If the file comes from a version whose short hex ID was abcdef01 that was tagged TAG, --version should show this:

MyApp Version TAG (abcdef01)

If the file comes from the tip, --version should show this:

MyApp (tip)

If the file comes from an arbitrary, untagged revision abcdef02, --version should show this:

MyApp (development, abcdef02)

Is this possible? If so, how?

+2  A: 

Once you activate the keyword extension, you can have it in a variable which can be carved up for the hash.

Ignacio Vazquez-Abrams
I can't see how to get the tag name out of that, just the short version string.
Chris R
+1  A: 

Someone pointed out the KeywordExtension, and that's definitely one route to go.

For a little more control you can create an 'update' writes what you want into a version file which you don't add to the repository itself.
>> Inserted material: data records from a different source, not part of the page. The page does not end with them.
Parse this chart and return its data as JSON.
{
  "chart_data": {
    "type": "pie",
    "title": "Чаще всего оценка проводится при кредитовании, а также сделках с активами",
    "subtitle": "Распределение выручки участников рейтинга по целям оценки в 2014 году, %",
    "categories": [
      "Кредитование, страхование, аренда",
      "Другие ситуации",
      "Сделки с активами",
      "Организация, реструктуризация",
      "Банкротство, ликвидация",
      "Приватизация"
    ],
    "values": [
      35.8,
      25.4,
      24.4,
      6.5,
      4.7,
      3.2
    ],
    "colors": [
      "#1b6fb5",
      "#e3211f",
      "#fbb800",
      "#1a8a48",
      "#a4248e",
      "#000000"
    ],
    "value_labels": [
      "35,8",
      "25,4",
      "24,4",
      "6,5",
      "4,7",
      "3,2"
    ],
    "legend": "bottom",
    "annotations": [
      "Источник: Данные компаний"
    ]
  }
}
Something like this in your repo's hgrc:

[hooks]
update = hg id > version.txt

Where version.txt exists in your .hgignore because you don't want to track changes to it. Then you have your version code read that file.

The advantage to using a hook vs. the KeywordExtension is the ability to use more complex tag trolling logic.

In fact the nearest extension might get you pretty much exactly what you want:

The goal of the nearest mercurial extension is to find the nearest tag(s) from a given changeset, either backward or forward in the changesets history tree.

By default, tags are searched backward in history, but using the --contains option will make it search forward. It answers the following questions:

On which tag this changeset is based on ? (without --contains) Which tag will include / contain this changeset ? (with --contains) The tags are searched by date, so that the nearest tag in time will be reported. However, the --all option will make the extension search the first tag on all possible branches.